ANCHORAGE, Alaska — The Municipality of Anchorage is now off the hook for what could have been a $50 million judgment against it, after the Regulatory Commission of Alaska issued an order late Monday night approving rate hikes first issued to Anchorage Water and Wastewater Utility customers in 2004.
The rate hikes were meant to cover payments that AWWU made to the city in exchange for receiving city services. The payments, essentially a form of property tax, were called Municipal Utility Service Assessments and Municipal Enterprise Service Assessments, or MUSAs and MESAs.
In its order, the RCA said that “municipal utilities should be allowed to include in rates a reasonable contribution to assist in supporting the municipal services they receive.”

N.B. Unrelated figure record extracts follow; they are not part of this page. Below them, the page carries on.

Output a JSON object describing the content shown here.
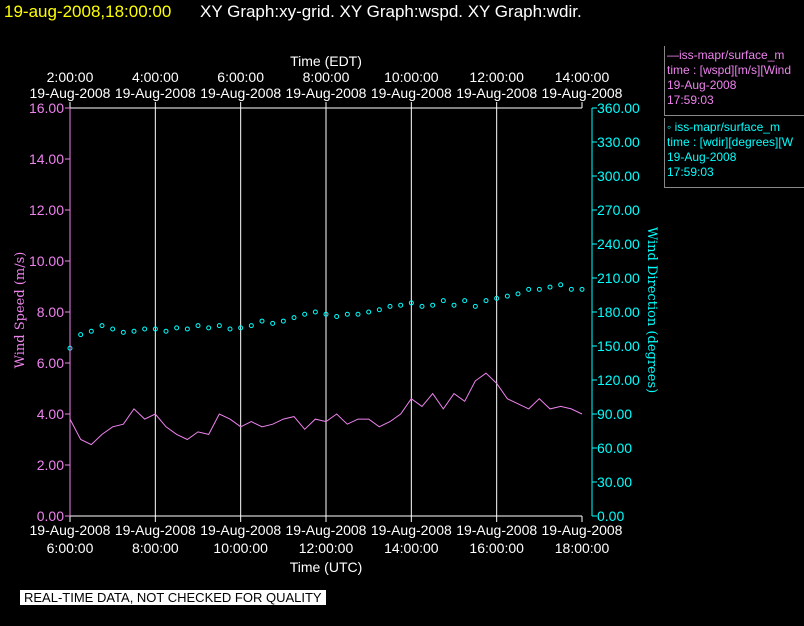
{
  "header": {
    "datetime": "19-aug-2008,18:00:00",
    "graphs": "XY Graph:xy-grid.  XY Graph:wspd.  XY Graph:wdir."
  },
  "footer": {
    "quality_label": "REAL-TIME DATA, NOT CHECKED FOR QUALITY"
  },
  "legend": {
    "wspd": {
      "line1": "—iss-mapr/surface_m",
      "line2": "time : [wspd][m/s][Wind",
      "line3": "19-Aug-2008",
      "line4": "17:59:03",
      "color": "#ee82ee"
    },
    "wdir": {
      "line1": "◦ iss-mapr/surface_m",
      "line2": "time : [wdir][degrees][W",
      "line3": "19-Aug-2008",
      "line4": "17:59:03",
      "color": "#00ffff"
    }
  },
  "chart_data": {
    "type": "line",
    "x_top_label": "Time (EDT)",
    "x_bottom_label": "Time (UTC)",
    "ylabel_left": "Wind Speed (m/s)",
    "ylabel_right": "Wind Direction (degrees)",
    "x_top_ticks": [
      [
        "2:00:00",
        "19-Aug-2008"
      ],
      [
        "4:00:00",
        "19-Aug-2008"
      ],
      [
        "6:00:00",
        "19-Aug-2008"
      ],
      [
        "8:00:00",
        "19-Aug-2008"
      ],
      [
        "10:00:00",
        "19-Aug-2008"
      ],
      [
        "12:00:00",
        "19-Aug-2008"
      ],
      [
        "14:00:00",
        "19-Aug-2008"
      ]
    ],
    "x_bottom_ticks": [
      [
        "19-Aug-2008",
        "6:00:00"
      ],
      [
        "19-Aug-2008",
        "8:00:00"
      ],
      [
        "19-Aug-2008",
        "10:00:00"
      ],
      [
        "19-Aug-2008",
        "12:00:00"
      ],
      [
        "19-Aug-2008",
        "14:00:00"
      ],
      [
        "19-Aug-2008",
        "16:00:00"
      ],
      [
        "19-Aug-2008",
        "18:00:00"
      ]
    ],
    "xlim_hours_utc": [
      6,
      18
    ],
    "y_left_ticks": [
      "0.00",
      "2.00",
      "4.00",
      "6.00",
      "8.00",
      "10.00",
      "12.00",
      "14.00",
      "16.00"
    ],
    "y_left_lim": [
      0,
      16
    ],
    "y_right_ticks": [
      "0.00",
      "30.00",
      "60.00",
      "90.00",
      "120.00",
      "150.00",
      "180.00",
      "210.00",
      "240.00",
      "270.00",
      "300.00",
      "330.00",
      "360.00"
    ],
    "y_right_lim": [
      0,
      360
    ],
    "grid": "vertical lines",
    "series": [
      {
        "name": "iss-mapr/surface_m time : [wspd][m/s][Wind",
        "axis": "left",
        "style": "line",
        "color": "#ee82ee",
        "x_hours_utc": [
          6.0,
          6.25,
          6.5,
          6.75,
          7.0,
          7.25,
          7.5,
          7.75,
          8.0,
          8.25,
          8.5,
          8.75,
          9.0,
          9.25,
          9.5,
          9.75,
          10.0,
          10.25,
          10.5,
          10.75,
          11.0,
          11.25,
          11.5,
          11.75,
          12.0,
          12.25,
          12.5,
          12.75,
          13.0,
          13.25,
          13.5,
          13.75,
          14.0,
          14.25,
          14.5,
          14.75,
          15.0,
          15.25,
          15.5,
          15.75,
          16.0,
          16.25,
          16.5,
          16.75,
          17.0,
          17.25,
          17.5,
          17.75,
          18.0
        ],
        "values": [
          3.8,
          3.0,
          2.8,
          3.2,
          3.5,
          3.6,
          4.2,
          3.8,
          4.0,
          3.5,
          3.2,
          3.0,
          3.3,
          3.2,
          4.0,
          3.8,
          3.5,
          3.7,
          3.5,
          3.6,
          3.8,
          3.9,
          3.4,
          3.8,
          3.7,
          4.0,
          3.6,
          3.8,
          3.8,
          3.5,
          3.7,
          4.0,
          4.6,
          4.3,
          4.8,
          4.2,
          4.8,
          4.5,
          5.3,
          5.6,
          5.2,
          4.6,
          4.4,
          4.2,
          4.6,
          4.2,
          4.3,
          4.2,
          4.0
        ]
      },
      {
        "name": "iss-mapr/surface_m time : [wdir][degrees][W",
        "axis": "right",
        "style": "points",
        "color": "#00ffff",
        "x_hours_utc": [
          6.0,
          6.25,
          6.5,
          6.75,
          7.0,
          7.25,
          7.5,
          7.75,
          8.0,
          8.25,
          8.5,
          8.75,
          9.0,
          9.25,
          9.5,
          9.75,
          10.0,
          10.25,
          10.5,
          10.75,
          11.0,
          11.25,
          11.5,
          11.75,
          12.0,
          12.25,
          12.5,
          12.75,
          13.0,
          13.25,
          13.5,
          13.75,
          14.0,
          14.25,
          14.5,
          14.75,
          15.0,
          15.25,
          15.5,
          15.75,
          16.0,
          16.25,
          16.5,
          16.75,
          17.0,
          17.25,
          17.5,
          17.75,
          18.0
        ],
        "values": [
          148,
          160,
          163,
          168,
          165,
          162,
          163,
          165,
          165,
          163,
          166,
          165,
          168,
          166,
          168,
          165,
          166,
          168,
          172,
          170,
          172,
          175,
          178,
          180,
          178,
          176,
          178,
          178,
          180,
          182,
          185,
          186,
          188,
          185,
          186,
          190,
          186,
          190,
          185,
          190,
          192,
          194,
          196,
          200,
          200,
          202,
          204,
          200,
          200
        ]
      }
    ]
  }
}
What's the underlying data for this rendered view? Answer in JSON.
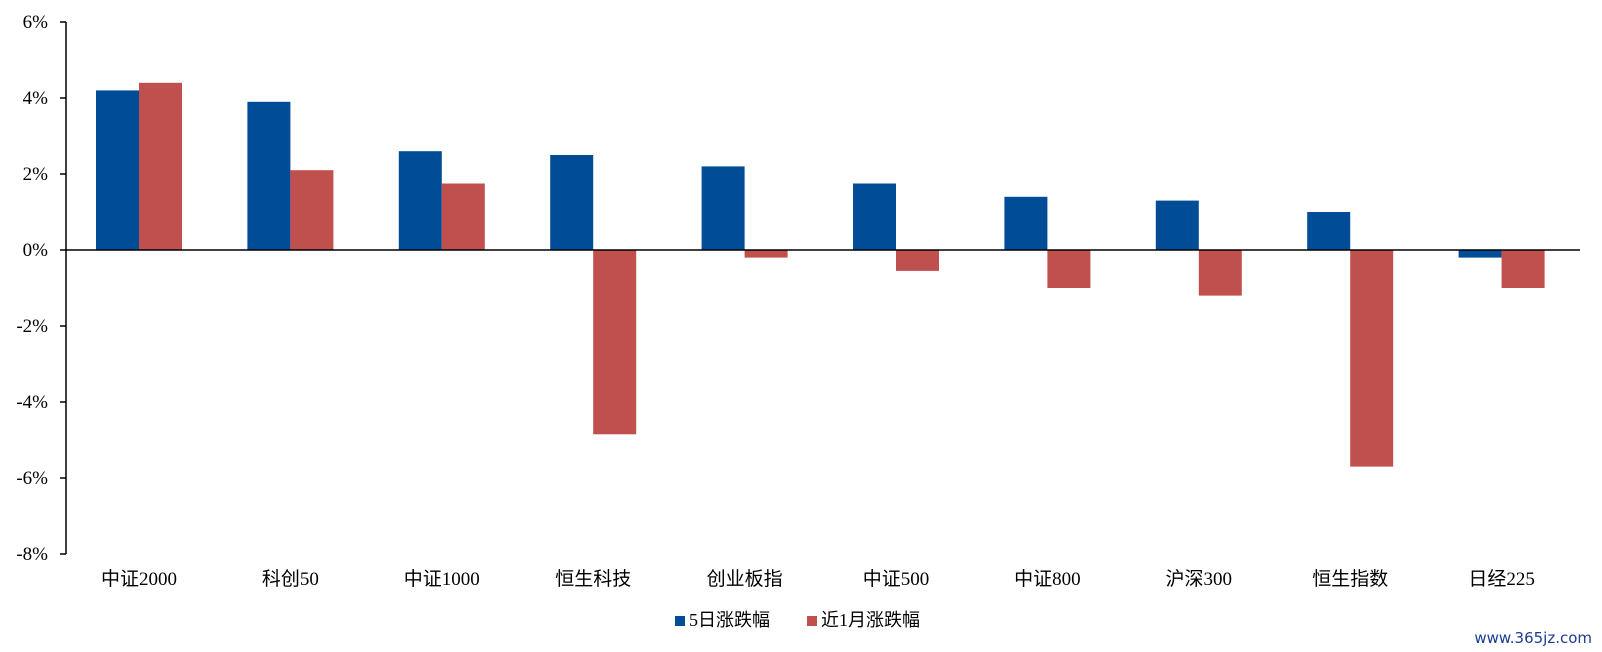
{
  "chart_data": {
    "type": "bar",
    "categories": [
      "中证2000",
      "科创50",
      "中证1000",
      "恒生科技",
      "创业板指",
      "中证500",
      "中证800",
      "沪深300",
      "恒生指数",
      "日经225"
    ],
    "series": [
      {
        "name": "5日涨跌幅",
        "color": "#004C97",
        "values": [
          4.2,
          3.9,
          2.6,
          2.5,
          2.2,
          1.75,
          1.4,
          1.3,
          1.0,
          -0.2
        ]
      },
      {
        "name": "近1月涨跌幅",
        "color": "#C0504D",
        "values": [
          4.4,
          2.1,
          1.75,
          -4.85,
          -0.2,
          -0.55,
          -1.0,
          -1.2,
          -5.7,
          -1.0
        ]
      }
    ],
    "y_ticks": [
      "6%",
      "4%",
      "2%",
      "0%",
      "-2%",
      "-4%",
      "-6%",
      "-8%"
    ],
    "ylim": [
      -8,
      6
    ],
    "grid": false,
    "legend_position": "bottom"
  },
  "watermark": "www.365jz.com"
}
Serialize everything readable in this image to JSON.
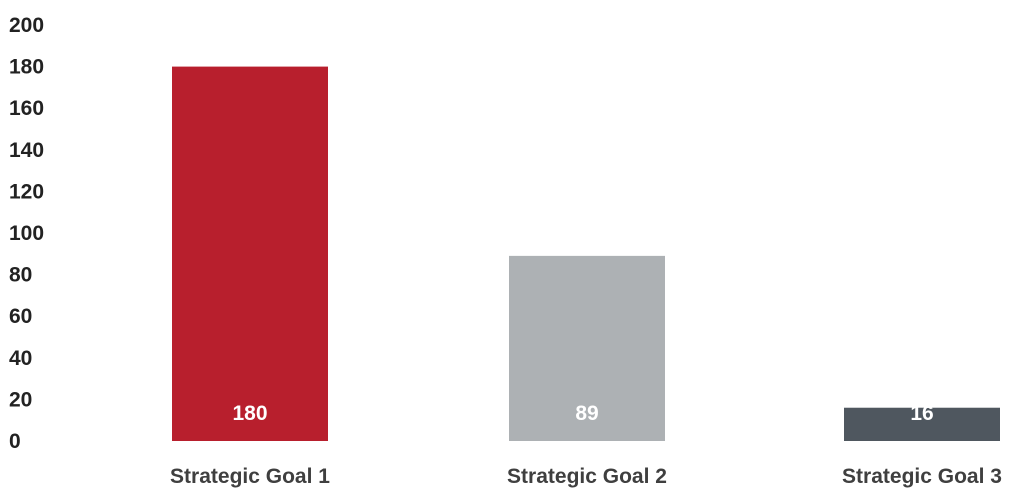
{
  "chart_data": {
    "type": "bar",
    "title": "",
    "xlabel": "",
    "ylabel": "",
    "categories": [
      "Strategic Goal 1",
      "Strategic Goal 2",
      "Strategic Goal 3"
    ],
    "values": [
      180,
      89,
      16
    ],
    "data_labels": [
      "180",
      "89",
      "16"
    ],
    "bar_colors": [
      "#b81f2d",
      "#adb1b4",
      "#4f575f"
    ],
    "ylim": [
      0,
      200
    ],
    "yticks": [
      0,
      20,
      40,
      60,
      80,
      100,
      120,
      140,
      160,
      180,
      200
    ],
    "ytick_labels": [
      "0",
      "20",
      "40",
      "60",
      "80",
      "100",
      "120",
      "140",
      "160",
      "180",
      "200"
    ],
    "grid": false,
    "legend": "none"
  }
}
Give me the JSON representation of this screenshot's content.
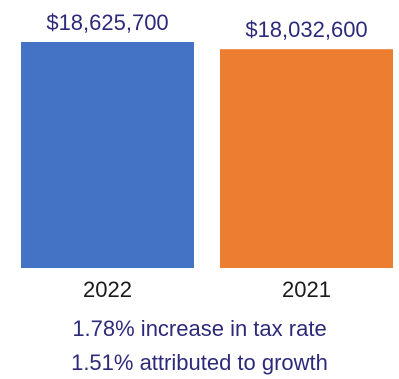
{
  "chart_data": {
    "type": "bar",
    "categories": [
      "2022",
      "2021"
    ],
    "values": [
      18625700,
      18032600
    ],
    "value_labels": [
      "$18,625,700",
      "$18,032,600"
    ],
    "colors": [
      "#4472c4",
      "#ed7d31"
    ],
    "ylim": [
      0,
      18625700
    ],
    "grid": false,
    "legend": "none"
  },
  "notes": [
    "1.78% increase in tax rate",
    "1.51% attributed to growth"
  ]
}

In the past, MUSA and MESA payments had been based only on the value of AWWU property that it had purchased with its own money. The payments increased after 2003, when the Anchorage Assembly passed a law that expanded how much utility property the city could base its MUSA assessment on, allowing it to include the value of property that was contributed to -- not purchased by -- AWWU.
The state Department of Law’s Regulatory Affairs and Public Advocacy Section brought up the issue with the RCA after AWWU increased its rates, so it could collect additional money to make the payments to the city.
Had the judgment not been in the city's favor, city finance officials had said AWWU would have had to pay back the additional money it had collected, which amounted to about $50 million.
Mayor Dan Sullivan’s spokesperson, Sarah Erkmann, said taxpayers would have likely had to foot the bill.